O setor naval saiu de 10 mil empregos para 90 mil, somente porque construiu-se uma política semi-industrial, focada na geração de emprego interno e na valorização das empresas nacionais.
Os prejuízos aos metalúrgicos decorrem principalmente da destruição da indústria naval?
Sim. O Porto de Rio Grande, no Rio Grande do Sul, está falido. O polo de Niterói, no Rio de Janeiro, está quebrado. Várias obras que já estavam quase finalizadas, que iriam gerar riqueza, foram suspensas.
Em Niterói, tem um navio chamado “Irmã Dulce” que faltava 5% para terminar. Estava em 95%! Além disso, cancelaram quase todas as obras encomendadas, e os nossos trabalhadores não puderam realizar esse serviço e foram demitidos.
E o desemprego se espalha pela cadeia. Por isso temos mais de 14 milhões de desempregados.
Se são mais de dois milhões de desempregados na indústria, somente em função da Lava Jato, isso contamina vários setores. Comércio, serviços, setor hoteleiro, tudo vai derretendo.
Qual o perfil dos trabalhadores demitidos no setor metalúrgico?
O salário de alguns profissionais dos portos, que são soldadores, de alta capacitação técnica, são acima da média, na faixa dos R$ 3.000,00.
Nem todos os estados com polos navais detinham uma mão de obra especializada. Então, receberam trabalhadores mais experientes de outras regiões, de polos navais mais estruturados, como Rio de Janeiro e Bahia. E tem também a mão de obra local, recém formada, recém capacitada. E milhares deles foram demitidos: tanto da mão de obra local, quanto dos migrantes.
No caso dos migrantes, a perda do emprego desconstrói a vida do trabalhador. Aí, ele precisa voltar para a cidade de origem, normalmente com pouco dinheiro, e sem ter o que fazer.
As cidades também são muito impactadas. Elas têm um crescimento rápido, com o polo naval, e isso começa a gerar problemas sociais. Só que esses problemas eram corrigidos com uma grande arrecadação. Era o caso de Rio Grande e Ipojuca, em Pernambuco, por exemplo. Com o desmonte da indústria nacional, acabou a arrecadação, mas os problemas continuam. E isso é trágico.
Muitas das empresas que quebraram em função da Lava Jato entraram com pedido de recuperação judicial. Nesses casos, os trabalhadores demitidos conseguem receber os direitos referentes à rescisão de contrato?
Nem sempre. No caso do estaleiro Mauá, no Rio de Janeiro, por exemplo, os trabalhadores demitidos sequer tinham o direito de receber a rescisão. Para mim, a maior corrupção que existe é deixar um pai de família sem condições de sustentar seus filhos.

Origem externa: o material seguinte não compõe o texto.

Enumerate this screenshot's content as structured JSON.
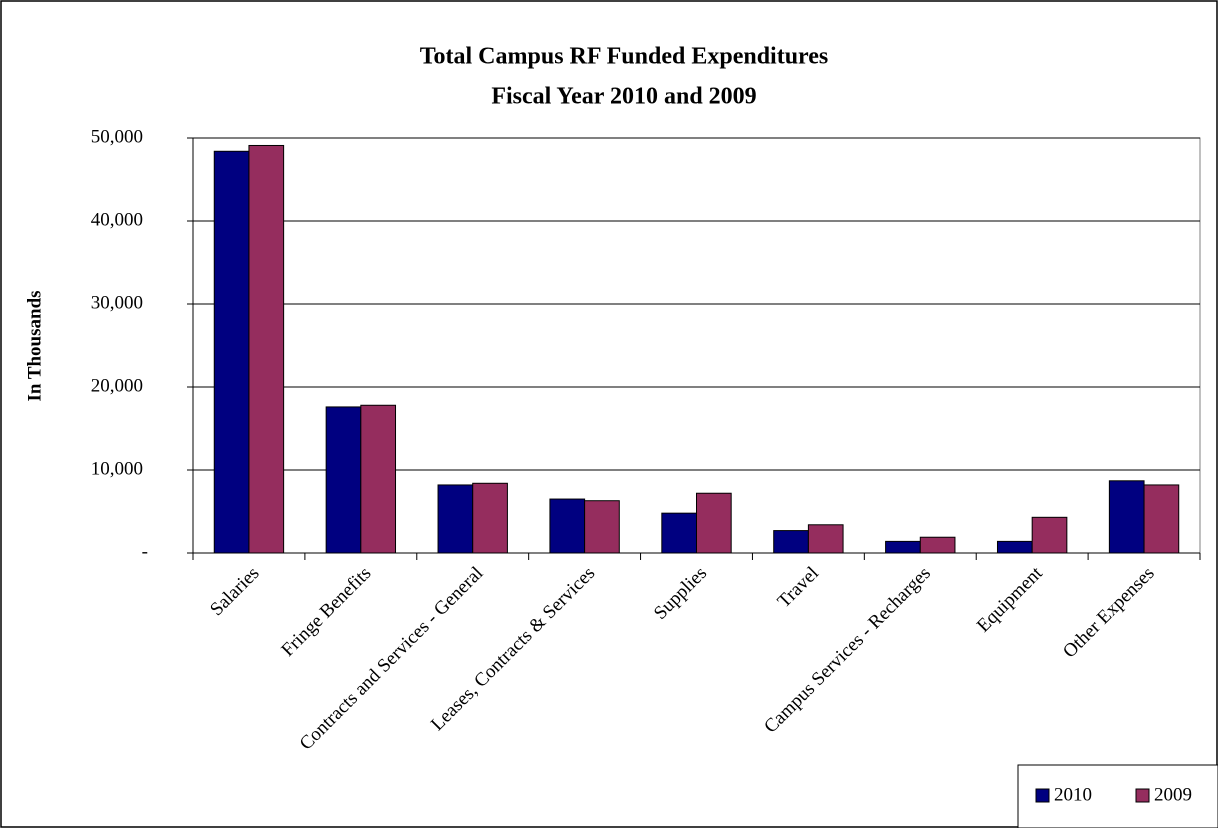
{
  "chart_data": {
    "type": "bar",
    "title": "Total Campus RF Funded Expenditures",
    "subtitle": "Fiscal Year 2010 and 2009",
    "y_label": "In Thousands",
    "categories": [
      "Salaries",
      "Fringe Benefits",
      "Contracts and Services - General",
      "Leases, Contracts & Services",
      "Supplies",
      "Travel",
      "Campus Services - Recharges",
      "Equipment",
      "Other Expenses"
    ],
    "series": [
      {
        "name": "2010",
        "color": "#000080",
        "values": [
          48400,
          17600,
          8200,
          6500,
          4800,
          2700,
          1400,
          1400,
          8700
        ]
      },
      {
        "name": "2009",
        "color": "#952d5e",
        "values": [
          49100,
          17800,
          8400,
          6300,
          7200,
          3400,
          1900,
          4300,
          8200
        ]
      }
    ],
    "ylim": [
      0,
      50000
    ],
    "yticks": [
      {
        "value": 0,
        "label": "-"
      },
      {
        "value": 10000,
        "label": "10,000"
      },
      {
        "value": 20000,
        "label": "20,000"
      },
      {
        "value": 30000,
        "label": "30,000"
      },
      {
        "value": 40000,
        "label": "40,000"
      },
      {
        "value": 50000,
        "label": "50,000"
      }
    ],
    "grid": true,
    "legend": "lower right"
  }
}
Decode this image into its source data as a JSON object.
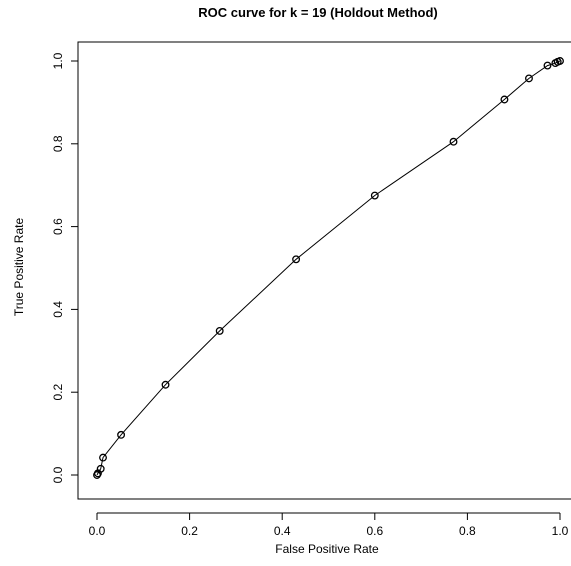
{
  "chart_data": {
    "type": "line",
    "title": "ROC curve for k = 19 (Holdout Method)",
    "xlabel": "False Positive Rate",
    "ylabel": "True Positive Rate",
    "xlim": [
      0,
      1
    ],
    "ylim": [
      0,
      1
    ],
    "xticks": [
      "0.0",
      "0.2",
      "0.4",
      "0.6",
      "0.8",
      "1.0"
    ],
    "yticks": [
      "0.0",
      "0.2",
      "0.4",
      "0.6",
      "0.8",
      "1.0"
    ],
    "grid": false,
    "legend": "none",
    "markers": "open-circle",
    "series": [
      {
        "x": [
          0.0,
          0.002,
          0.008,
          0.013,
          0.052,
          0.148,
          0.265,
          0.43,
          0.6,
          0.77,
          0.88,
          0.933,
          0.973,
          0.99,
          0.995,
          1.0
        ],
        "y": [
          0.0,
          0.004,
          0.015,
          0.042,
          0.097,
          0.218,
          0.348,
          0.521,
          0.675,
          0.805,
          0.907,
          0.958,
          0.989,
          0.995,
          0.998,
          1.0
        ]
      }
    ]
  }
}
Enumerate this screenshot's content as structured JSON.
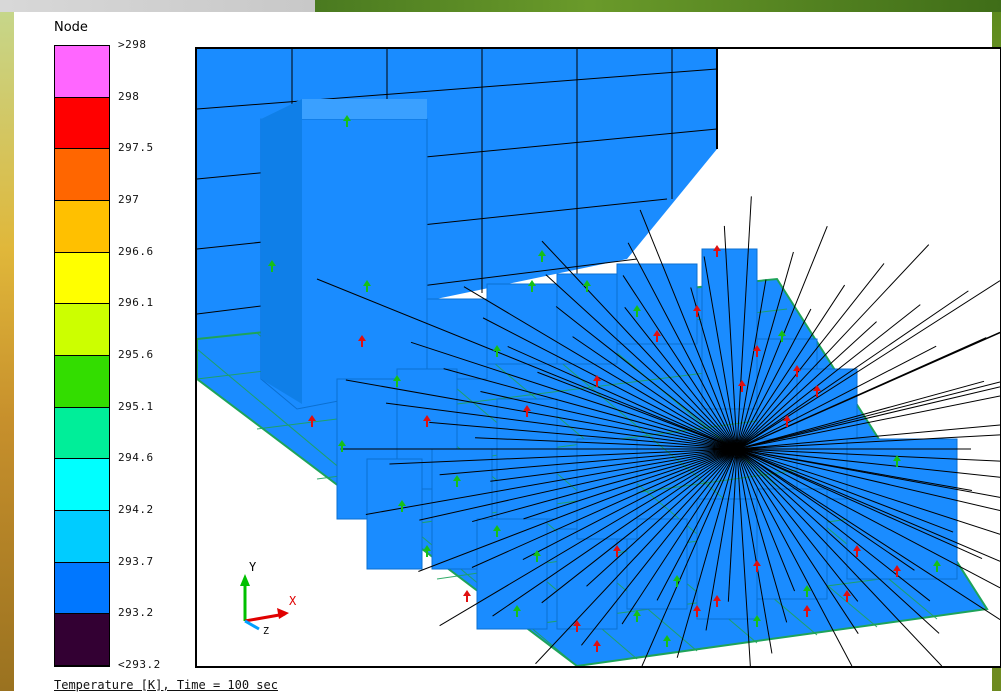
{
  "legend": {
    "title": "Node",
    "ticks": [
      ">298",
      "298",
      "297.5",
      "297",
      "296.6",
      "296.1",
      "295.6",
      "295.1",
      "294.6",
      "294.2",
      "293.7",
      "293.2",
      "<293.2"
    ],
    "colors": [
      "#ff66ff",
      "#ff0000",
      "#ff6600",
      "#ffc000",
      "#ffff00",
      "#ccff00",
      "#33dd00",
      "#00ee99",
      "#00ffff",
      "#00ccff",
      "#0077ff",
      "#330033"
    ]
  },
  "caption": "Temperature [K], Time = 100 sec",
  "scene": {
    "model_color": "#1a8cff",
    "ground_color": "#1ea35a",
    "axis_triad": {
      "y": "Y",
      "x": "X",
      "z": "Z"
    }
  }
}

E é o que esses executivos estão fazendo, e isso passa despercebido no debate da corrupção.
O saldo, para os trabalhadores, não foi positivo nessa operação. Repito: cada prisão custa 22 mil empregos. Se continuar nesse ritmo, vão fechar todas as nossas indústrias.
Você enxerga no Poder Judiciário algum tipo de preocupação com os impactos econômicos da Lava Jato? Os juízes e procuradores estão abertos a ouvir as demandas do setor industrial e se mostram dispostos a minimizar o impacto econômico da operação?
Grande parte da Justiça já mostrou que é seletiva, partidarizada. Com eles, é difícil ter qualquer tipo de diálogo. Eles não estão nem um pouco preocupados com a indústria. Eles agora querem fazer acordos de leniência pensando nos bancos, porque o setor bancário também está envolvido nessa lama.
O que nós queremos é limpar essa lama, mas sem destruir o parque industrial. Quem tem culpa são as pessoas físicas! O mais grave é que, nas delações premiadas, o que está se mostrando é que o crime compensa.